We plummet toward a sheaf of ice floating in the middle of the sea. On the horizon, a bloody ribbon of red ties the twilight sky to the ragged coastline of volcanic rock. A giant man stands atop the rock. Black and huge against the red light. I blink, wondering if my mind is playing tricks on me.

If I’m seeing Fitchner before my death. The man’s mouth is an open dark chasm into which no light

escapes.

“Darrow, tuck in!” Mustang shouts. I lower my head between my knees, wrap my arms around it.

“Three…two…one.”

Our ship punches into the ice.





All is dark and cold as we sink into the sea. Water ’s rushed in through the mangled back of the ship and gurgles through the dozen gaping holes in the cockpit. We’re already beneath the waves, the last air bubbling out into the darkness. The crash webbing synched tight around my body upon impact, expanding to protect my bones. But now it’s killing me, dragging me down with the ship. The water is freezing needles against my face. SealSkin protects my body, though, so I cut through the webbing with my razor. Pressure building in my ears as I search frantically for Mustang.

She’s alive and already working on escape.
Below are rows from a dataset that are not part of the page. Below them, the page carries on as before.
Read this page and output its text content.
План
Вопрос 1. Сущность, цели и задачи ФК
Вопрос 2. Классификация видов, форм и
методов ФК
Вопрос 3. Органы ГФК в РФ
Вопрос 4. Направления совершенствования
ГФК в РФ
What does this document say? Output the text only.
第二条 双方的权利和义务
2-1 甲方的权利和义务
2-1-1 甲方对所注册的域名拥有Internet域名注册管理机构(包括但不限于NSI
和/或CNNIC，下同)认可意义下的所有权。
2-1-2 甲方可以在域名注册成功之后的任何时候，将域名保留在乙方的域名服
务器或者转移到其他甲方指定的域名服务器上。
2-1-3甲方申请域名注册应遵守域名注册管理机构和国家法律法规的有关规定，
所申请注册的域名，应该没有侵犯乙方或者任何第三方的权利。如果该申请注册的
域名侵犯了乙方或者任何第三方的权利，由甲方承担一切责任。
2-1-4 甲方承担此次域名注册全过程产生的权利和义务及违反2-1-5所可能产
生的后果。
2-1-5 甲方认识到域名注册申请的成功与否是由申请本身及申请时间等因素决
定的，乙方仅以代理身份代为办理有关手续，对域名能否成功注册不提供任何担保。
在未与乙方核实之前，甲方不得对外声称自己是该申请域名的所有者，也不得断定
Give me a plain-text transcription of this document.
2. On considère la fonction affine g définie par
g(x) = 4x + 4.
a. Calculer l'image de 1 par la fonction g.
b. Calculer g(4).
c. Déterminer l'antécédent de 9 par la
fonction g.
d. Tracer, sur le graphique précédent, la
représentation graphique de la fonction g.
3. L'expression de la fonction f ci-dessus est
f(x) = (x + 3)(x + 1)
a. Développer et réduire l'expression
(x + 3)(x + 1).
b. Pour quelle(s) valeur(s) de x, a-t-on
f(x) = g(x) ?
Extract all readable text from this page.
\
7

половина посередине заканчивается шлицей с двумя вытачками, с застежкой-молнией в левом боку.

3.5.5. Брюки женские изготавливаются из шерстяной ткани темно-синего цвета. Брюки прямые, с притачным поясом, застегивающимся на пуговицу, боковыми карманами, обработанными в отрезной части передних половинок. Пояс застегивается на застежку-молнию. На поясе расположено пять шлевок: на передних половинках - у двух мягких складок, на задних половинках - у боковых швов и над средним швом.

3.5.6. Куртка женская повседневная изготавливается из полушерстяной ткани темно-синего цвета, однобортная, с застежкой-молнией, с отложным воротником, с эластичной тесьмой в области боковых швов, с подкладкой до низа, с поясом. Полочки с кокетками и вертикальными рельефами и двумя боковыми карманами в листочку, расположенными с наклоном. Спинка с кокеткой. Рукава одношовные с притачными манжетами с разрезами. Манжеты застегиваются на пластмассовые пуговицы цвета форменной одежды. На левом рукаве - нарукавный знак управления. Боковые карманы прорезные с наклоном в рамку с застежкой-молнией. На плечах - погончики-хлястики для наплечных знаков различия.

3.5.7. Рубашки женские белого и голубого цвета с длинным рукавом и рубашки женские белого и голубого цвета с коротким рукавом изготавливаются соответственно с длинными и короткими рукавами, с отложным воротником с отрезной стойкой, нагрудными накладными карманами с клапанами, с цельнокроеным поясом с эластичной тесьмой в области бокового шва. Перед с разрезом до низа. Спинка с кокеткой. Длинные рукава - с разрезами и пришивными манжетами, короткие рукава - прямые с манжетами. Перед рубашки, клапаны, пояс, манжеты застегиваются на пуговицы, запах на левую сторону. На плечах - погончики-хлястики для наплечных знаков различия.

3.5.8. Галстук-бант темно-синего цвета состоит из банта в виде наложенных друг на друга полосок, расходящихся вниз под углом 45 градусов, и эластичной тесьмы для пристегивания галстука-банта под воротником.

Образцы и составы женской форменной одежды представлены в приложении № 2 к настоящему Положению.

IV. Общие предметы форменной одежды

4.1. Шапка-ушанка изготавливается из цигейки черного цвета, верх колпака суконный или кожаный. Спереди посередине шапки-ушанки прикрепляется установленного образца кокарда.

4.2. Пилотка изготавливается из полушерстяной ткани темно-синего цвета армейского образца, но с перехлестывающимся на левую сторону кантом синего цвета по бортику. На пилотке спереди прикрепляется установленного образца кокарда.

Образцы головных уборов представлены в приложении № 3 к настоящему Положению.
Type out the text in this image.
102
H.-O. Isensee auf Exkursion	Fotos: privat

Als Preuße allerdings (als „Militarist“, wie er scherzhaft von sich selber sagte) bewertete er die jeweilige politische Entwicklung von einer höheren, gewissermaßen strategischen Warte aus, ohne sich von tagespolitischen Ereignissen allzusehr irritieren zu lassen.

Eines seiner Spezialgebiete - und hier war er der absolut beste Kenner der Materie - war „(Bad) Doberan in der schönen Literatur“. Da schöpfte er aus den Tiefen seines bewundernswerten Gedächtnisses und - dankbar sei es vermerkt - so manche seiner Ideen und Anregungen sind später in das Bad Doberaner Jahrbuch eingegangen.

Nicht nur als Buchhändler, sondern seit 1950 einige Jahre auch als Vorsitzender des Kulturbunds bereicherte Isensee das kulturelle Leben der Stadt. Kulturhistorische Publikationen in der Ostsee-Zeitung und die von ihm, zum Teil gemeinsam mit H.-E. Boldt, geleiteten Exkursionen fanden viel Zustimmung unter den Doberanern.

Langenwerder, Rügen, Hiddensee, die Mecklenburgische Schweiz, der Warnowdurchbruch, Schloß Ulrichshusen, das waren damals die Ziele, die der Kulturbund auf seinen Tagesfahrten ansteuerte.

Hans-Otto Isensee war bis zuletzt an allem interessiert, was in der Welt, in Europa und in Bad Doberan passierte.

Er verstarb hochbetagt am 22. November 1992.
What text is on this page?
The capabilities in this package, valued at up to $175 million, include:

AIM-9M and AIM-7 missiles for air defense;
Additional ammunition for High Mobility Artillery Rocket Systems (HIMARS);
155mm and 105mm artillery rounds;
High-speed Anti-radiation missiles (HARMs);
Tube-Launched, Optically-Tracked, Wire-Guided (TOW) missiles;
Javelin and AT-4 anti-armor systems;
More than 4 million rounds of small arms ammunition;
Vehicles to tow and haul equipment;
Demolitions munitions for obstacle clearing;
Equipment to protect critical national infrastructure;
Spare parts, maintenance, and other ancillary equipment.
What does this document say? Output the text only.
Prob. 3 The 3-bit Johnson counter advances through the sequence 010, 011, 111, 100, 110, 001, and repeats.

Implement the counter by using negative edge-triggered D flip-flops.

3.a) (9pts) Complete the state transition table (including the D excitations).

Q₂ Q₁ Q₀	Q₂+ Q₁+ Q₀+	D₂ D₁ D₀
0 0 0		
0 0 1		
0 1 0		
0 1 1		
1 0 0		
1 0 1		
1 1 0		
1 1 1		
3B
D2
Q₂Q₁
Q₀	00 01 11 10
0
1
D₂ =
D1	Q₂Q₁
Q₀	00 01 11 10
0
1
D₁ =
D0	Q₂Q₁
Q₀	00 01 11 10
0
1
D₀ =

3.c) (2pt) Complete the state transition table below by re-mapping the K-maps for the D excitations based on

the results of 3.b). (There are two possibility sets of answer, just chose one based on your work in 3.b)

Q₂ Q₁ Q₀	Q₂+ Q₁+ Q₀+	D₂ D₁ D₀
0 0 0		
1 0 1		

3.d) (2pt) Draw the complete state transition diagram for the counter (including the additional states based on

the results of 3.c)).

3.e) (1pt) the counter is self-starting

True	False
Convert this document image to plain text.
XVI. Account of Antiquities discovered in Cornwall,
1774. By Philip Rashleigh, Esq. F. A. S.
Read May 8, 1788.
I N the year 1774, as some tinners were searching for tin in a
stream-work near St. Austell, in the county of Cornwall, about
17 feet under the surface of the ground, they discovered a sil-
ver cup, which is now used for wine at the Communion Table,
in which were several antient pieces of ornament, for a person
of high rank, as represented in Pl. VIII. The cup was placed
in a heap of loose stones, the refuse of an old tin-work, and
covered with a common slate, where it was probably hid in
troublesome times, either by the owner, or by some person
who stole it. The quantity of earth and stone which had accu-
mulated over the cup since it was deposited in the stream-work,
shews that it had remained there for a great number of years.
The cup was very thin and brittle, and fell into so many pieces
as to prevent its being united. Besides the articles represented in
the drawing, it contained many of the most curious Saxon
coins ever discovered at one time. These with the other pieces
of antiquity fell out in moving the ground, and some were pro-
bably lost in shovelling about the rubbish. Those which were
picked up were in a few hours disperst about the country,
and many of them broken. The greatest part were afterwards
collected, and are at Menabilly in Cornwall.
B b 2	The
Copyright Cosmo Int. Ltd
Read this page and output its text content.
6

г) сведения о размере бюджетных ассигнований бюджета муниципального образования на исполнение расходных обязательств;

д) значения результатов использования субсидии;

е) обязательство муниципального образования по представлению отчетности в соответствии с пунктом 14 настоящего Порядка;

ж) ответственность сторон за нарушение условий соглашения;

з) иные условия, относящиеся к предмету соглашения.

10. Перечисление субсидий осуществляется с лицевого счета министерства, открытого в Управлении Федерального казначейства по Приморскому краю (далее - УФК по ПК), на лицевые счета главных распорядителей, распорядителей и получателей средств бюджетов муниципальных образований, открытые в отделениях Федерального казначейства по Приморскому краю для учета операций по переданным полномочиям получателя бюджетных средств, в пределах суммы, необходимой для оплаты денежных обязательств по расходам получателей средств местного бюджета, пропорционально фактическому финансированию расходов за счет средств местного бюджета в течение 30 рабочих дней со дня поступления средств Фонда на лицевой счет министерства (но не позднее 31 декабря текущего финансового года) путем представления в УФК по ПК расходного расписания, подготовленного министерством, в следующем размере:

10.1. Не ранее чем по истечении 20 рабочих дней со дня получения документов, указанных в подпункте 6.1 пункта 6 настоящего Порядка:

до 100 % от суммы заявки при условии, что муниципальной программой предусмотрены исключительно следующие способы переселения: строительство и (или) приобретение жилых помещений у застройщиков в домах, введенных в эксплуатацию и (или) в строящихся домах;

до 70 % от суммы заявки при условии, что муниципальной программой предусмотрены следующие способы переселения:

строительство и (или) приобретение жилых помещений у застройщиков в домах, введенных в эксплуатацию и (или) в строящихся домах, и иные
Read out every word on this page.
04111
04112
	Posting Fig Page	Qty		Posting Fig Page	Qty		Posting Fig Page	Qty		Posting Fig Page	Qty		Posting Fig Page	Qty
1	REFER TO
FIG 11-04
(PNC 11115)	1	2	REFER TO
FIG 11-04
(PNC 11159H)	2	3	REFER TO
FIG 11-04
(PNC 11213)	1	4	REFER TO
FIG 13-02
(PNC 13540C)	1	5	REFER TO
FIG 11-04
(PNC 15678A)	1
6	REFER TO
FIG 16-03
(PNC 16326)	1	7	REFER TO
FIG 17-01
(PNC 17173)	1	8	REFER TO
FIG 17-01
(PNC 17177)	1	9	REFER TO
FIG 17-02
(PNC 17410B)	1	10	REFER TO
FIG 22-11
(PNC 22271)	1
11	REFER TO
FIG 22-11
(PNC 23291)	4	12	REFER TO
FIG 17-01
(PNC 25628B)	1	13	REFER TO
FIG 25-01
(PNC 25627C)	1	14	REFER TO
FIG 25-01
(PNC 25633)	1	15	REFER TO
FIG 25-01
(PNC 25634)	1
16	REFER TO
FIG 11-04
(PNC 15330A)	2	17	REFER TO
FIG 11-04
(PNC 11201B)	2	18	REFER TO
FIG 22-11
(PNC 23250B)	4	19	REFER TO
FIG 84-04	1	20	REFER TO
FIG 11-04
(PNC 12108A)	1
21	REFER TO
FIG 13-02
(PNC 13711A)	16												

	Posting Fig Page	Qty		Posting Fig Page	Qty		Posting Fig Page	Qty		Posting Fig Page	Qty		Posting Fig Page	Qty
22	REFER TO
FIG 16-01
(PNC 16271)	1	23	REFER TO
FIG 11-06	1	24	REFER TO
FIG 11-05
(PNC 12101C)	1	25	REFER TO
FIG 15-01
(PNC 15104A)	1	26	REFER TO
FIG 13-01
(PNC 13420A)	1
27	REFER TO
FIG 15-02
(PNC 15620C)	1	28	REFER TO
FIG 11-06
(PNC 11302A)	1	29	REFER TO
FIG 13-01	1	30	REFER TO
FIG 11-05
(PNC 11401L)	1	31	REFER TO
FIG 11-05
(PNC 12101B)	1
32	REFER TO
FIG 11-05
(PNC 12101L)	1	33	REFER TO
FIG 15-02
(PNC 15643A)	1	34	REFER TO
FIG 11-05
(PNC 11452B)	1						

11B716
A light in her hand carves through the darkness of the

flooded cockpit. Her razor ’s out. Cutting through her webbing like I did. I push myself through the flooded cabin toward her. The back of the ship is missing. Three levels of vessel torn off and floating elsewhere in the darkness with Ragnar and Holiday inside. My neck’s locked up from whiplash. I suck at the oxygen from the mask that covers my nose and mouth.

Mustang and I communicate silently, using the signals of Gray lurcher squads. The human instinct

is to flee the crash as fast as possible, but training reminds us to count our breaths. To think clinically.